Time Complexity -O(n) where n is the size of string
Space Complexity -O(min(n,m)) where n is the size of string and m is the maximum element present in map

# How to identify Sliding Window Question

So we will be to generally identify the sliding window pattern if we observe carefully

1. The problem involves a data structure that is ordered and iterable like arrays, strings, etc.
2. The problem is asking to find a subrange in an array/strings,continuous smallest,largest,average or target value.
3. There is naive or brute force approach which will run in O(n^2),O(n^3)or somewhat larger time complexity.

# Sliding Window Questions Set

1. Max Consecutive Ones
Problem discription : Given a binary array nums and an integer k, return the maximum number of consecutive 1's in the array if you can flip at most k 0's.
Input: nums = [1,1,1,0,0,0,1,1,1,1,0], k = 2
Output: 6
Explanation: [1,1,1,0,0,1,1,1,1,1,1]
Bolded numbers were flipped from 0 to 1. The longest subarray is underlined

2. Count Number of Nice Subarrays
Problem discription :Given an array of integers nums and an integer k. A continuous subarray is called nice if there are k odd numbers on it
Input: nums = [1,1,2,1,1], k = 3
Output: 2
Explanation: The only sub-arrays with 3 odd numbers are [1,1,2,1] and [1,2,1,1]

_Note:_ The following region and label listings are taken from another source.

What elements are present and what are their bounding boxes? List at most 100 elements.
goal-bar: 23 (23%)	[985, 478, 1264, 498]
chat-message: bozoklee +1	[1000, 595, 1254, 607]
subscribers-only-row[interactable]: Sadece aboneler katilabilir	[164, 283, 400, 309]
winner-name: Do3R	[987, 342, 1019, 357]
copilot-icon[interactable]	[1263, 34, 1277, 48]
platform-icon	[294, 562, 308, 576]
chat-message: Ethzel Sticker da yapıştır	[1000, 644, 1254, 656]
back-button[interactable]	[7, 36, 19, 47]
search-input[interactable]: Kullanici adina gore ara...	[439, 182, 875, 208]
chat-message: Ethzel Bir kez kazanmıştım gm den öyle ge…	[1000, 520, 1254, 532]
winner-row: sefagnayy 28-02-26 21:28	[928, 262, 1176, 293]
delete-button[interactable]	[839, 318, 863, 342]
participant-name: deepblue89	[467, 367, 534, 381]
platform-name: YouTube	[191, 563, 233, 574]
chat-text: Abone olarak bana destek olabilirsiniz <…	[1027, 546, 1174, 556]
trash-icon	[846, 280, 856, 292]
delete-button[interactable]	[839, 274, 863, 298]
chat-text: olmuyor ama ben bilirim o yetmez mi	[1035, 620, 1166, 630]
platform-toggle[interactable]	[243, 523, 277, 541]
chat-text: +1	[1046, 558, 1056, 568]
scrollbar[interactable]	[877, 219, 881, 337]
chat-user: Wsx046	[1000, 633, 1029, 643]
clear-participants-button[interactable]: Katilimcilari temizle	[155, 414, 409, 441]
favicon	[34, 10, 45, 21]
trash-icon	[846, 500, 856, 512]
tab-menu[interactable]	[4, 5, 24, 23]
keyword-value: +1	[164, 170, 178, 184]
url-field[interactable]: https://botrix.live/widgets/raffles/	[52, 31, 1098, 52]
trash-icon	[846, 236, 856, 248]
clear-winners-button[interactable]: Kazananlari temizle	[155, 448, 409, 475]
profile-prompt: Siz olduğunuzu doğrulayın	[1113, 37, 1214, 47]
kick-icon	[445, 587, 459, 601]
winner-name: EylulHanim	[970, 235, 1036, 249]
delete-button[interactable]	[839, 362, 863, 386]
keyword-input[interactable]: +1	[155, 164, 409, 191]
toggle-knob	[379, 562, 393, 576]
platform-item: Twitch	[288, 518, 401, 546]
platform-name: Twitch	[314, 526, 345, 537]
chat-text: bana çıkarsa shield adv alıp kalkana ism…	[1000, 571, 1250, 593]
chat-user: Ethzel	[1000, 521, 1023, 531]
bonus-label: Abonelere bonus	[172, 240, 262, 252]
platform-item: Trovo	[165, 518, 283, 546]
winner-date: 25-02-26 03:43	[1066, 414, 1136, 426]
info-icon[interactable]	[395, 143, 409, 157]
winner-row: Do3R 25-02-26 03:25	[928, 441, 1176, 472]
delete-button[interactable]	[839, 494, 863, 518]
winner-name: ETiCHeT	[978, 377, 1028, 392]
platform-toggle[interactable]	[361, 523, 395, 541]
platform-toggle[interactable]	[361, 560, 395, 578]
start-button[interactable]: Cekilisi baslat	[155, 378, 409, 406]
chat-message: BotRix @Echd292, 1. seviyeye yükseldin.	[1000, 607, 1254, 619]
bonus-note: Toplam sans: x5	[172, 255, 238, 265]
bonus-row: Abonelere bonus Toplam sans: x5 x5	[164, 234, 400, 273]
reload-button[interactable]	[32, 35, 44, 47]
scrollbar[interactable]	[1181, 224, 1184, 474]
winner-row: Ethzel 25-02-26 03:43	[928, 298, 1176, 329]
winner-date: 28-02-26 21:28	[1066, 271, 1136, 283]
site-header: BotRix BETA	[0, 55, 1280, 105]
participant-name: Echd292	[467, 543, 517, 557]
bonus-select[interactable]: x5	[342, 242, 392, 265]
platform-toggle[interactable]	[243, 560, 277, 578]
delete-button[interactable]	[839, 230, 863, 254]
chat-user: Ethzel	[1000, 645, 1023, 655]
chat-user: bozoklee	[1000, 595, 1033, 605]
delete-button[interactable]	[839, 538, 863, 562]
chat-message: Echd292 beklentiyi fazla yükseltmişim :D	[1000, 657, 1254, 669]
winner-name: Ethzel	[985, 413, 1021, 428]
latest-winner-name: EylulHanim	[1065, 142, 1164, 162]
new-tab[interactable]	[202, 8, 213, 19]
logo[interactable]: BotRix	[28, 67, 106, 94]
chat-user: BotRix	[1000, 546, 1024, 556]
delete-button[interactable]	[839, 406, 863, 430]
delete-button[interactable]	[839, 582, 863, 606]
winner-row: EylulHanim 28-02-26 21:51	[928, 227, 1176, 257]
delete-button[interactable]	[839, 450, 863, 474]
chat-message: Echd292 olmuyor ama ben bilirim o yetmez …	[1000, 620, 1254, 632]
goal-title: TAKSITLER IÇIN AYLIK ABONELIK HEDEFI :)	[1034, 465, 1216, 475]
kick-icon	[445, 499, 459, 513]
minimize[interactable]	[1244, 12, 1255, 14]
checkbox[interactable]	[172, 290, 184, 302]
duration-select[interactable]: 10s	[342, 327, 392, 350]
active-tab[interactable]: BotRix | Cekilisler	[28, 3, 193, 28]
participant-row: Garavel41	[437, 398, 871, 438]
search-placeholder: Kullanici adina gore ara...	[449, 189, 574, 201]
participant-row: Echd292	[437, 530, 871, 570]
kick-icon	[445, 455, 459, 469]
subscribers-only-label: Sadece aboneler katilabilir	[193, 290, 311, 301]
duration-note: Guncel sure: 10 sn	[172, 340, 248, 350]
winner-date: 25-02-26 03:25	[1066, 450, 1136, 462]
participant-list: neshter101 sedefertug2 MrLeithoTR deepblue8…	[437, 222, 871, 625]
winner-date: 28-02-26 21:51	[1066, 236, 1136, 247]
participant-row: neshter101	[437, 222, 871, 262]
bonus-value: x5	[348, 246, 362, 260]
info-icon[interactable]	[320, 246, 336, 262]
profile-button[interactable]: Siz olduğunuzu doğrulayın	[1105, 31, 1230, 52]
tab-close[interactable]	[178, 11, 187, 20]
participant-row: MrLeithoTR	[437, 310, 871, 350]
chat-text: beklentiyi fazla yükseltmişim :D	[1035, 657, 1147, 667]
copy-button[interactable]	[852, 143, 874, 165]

3. Print all subarrays of an array having distinct elements
Problem discription :Given an integer array, print all maximum size subarrays having all distinct elements in them
Input: A[] = { 5, 2, 3, 5, 4, 3 }
Output: The largest subarrays with all distinct elements are:
{ 5, 2, 3 }
{ 2, 3, 5, 4 }
{ 5, 4, 3 }

4. Find the count of distinct elements in every subarray of size k
Problem discription :Given an array and an integer k, find the count of distinct elements in every subarray of size k.
Input: arr[] = { 2, 1, 2, 3, 2, 1, 4, 5 }, k = 5;
Output:
The count of distinct elements in subarray { 2, 1, 2, 3, 2 } is 3
The count of distinct elements in subarray { 1, 2, 3, 2, 1 } is 3
The count of distinct elements in subarray { 2, 3, 2, 1, 4 } is 4
The count of distinct elements in subarray { 3, 2, 1, 4, 5 } is 5

5. Minimum Size Subarray Sum
Problem discription :Given an array of positive integers nums and a positive integer target, return the minimal length of a subarray whose sum is greater than or equal to target. If there is no such subarray, return 0 instead.
Input: target = 7, nums = [2,3,1,2,4,3]
Output: 2
Explanation: The subarray [4,3] has the minimal length under the problem constraint

6. Permutation in String
Problem discription :Given two strings s1 and s2, return true if s2 contains a permutation of s1, or false otherwise.
In other words, return true if one of s1's permutations is the substring of s2
Input: s1 = "ab", s2 = "eidbaooo"
Output: true
Explanation: s2 contains one permutation of s1 ("ba")

7. Find All Anagrams in a String
Problem discription :Given two strings s and p, return an array of all the start indices of p's anagrams in s. You may return the answer in any order.
Input: s = "cbaebabacd", p = "abc"
Output: [0,6]
Explanation:
The substring with start index = 0 is "cba", which is an anagram of "abc".
The substring with start index = 6 is "bac", which is an anagram of "abc"

This are some practice problems on sliding window given them try.

With this article at OpenGenus, you must have the idea about how to approach Sliding Window Technique Questions.